Evaluating the Patient-Centered Medical Home

There’s a movement in some patient-centric care circles toward something called patient-centered medical home, or PCMH. This model brings together a team of clinicians around a primary care office or family practice, a one-stop-shop for care, prescriptions, psychological health care, and many have contracts with specialists to make for easy referrals. It also helps to distribute clinician burden and (hopefully) lessen burnout.

It has a lot of appeal. A team would be able to build a greater familiarity with each patient’s case, with more perspectives and more methods of treatment. Anyone familiar with Kaiser Permanente’s approach will be familiar with the PCMH approach. It works for a lot of people, a whole lot of people.

But from my poster-child-for-complex-care-opinionated-engaged-and-empowered perspective, there are two related weaknesses in the PCMH structure which would make me hesitate to take part.

First, the PCMH model is less expensive based on, among other things, a locked-in set of available clinicians. The team approach assumes that a patient will feel equally comfortable with each team member. In a recent conference, I asked what the mechanisms were for dealing with a situation of mismatched patients and clinicians. They do exist, but they all depend on self-reporting. The patient has to tell the program or clinician’s office that they aren’t happy instead of just backing away. I’m not sure this will work for the majority of patient populations.

Which brings me to my second (and larger) issue, which is that going outside of the established set of clinicians associated with the PCMH can be prohibitively expensive. In some of the Kaiser promotional material, they talk about “getting the same services.” But it’s not just about “getting a service”. For those of us with one or more chronic condition, it’s about getting the service – the one that works for us, the one that we can build into what we need it to be.

Personally, and I realize this puts me in a privileged class, I won’t be told who that is. In a PCMH model, someone else has selected who is right for me: where they went to school and got their training, what kind of and how much experience they have, what their clinical approach is, even what their interests are. There are many endocrinologists who treat diabetes out there, but if their interest lies in pituitary diseases and not Type 1 diabetes, they are not the endocrinologist for me. And as someone who has had horrendous and damaging experiences with clinicians who were not the right fit, the lack of choice in a PCMH model just doesn’t work.

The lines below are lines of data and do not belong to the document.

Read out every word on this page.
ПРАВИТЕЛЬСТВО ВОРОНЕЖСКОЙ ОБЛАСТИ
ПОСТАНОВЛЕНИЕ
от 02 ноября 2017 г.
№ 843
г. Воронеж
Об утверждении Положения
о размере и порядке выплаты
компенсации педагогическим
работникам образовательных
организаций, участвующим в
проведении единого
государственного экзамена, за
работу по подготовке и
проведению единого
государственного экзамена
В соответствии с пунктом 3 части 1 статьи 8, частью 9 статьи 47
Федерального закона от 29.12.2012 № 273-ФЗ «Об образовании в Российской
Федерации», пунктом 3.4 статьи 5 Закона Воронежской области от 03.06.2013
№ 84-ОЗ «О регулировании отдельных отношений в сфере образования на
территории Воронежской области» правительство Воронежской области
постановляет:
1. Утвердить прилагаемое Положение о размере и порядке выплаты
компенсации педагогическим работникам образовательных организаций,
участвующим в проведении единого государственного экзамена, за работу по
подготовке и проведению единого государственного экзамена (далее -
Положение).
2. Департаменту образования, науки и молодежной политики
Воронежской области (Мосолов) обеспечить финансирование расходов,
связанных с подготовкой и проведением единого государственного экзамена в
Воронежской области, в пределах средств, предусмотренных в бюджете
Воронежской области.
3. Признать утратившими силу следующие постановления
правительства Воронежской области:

I’m not saying that I would never consider buying into a PCMH model. The convenience and coordination of care aspects are very attractive. But my core clinicians – primary care, ophthalmologist, nephrologist, and endocrinologist – can’t be chosen based on convenience. My crazy body is too important for that.

And I’m not just saying so. For three of those four current clinicians, I travel to a different state for my appointments. So, it will be on the organizers of that model to 1) convince me that at least the majority of their clinicians are people I can work with on my terms, and 2) they have built enough flexibility into their pay and treatment structures that I can find a better option if necessary without a threat to my financial security.

The PCMH model is still evolving, and many existing offices don’t have the money to make the transformation (the initial investment is quite high), so there is time to develop the necessary flexibility. Perhaps by then, my wariness will have eased.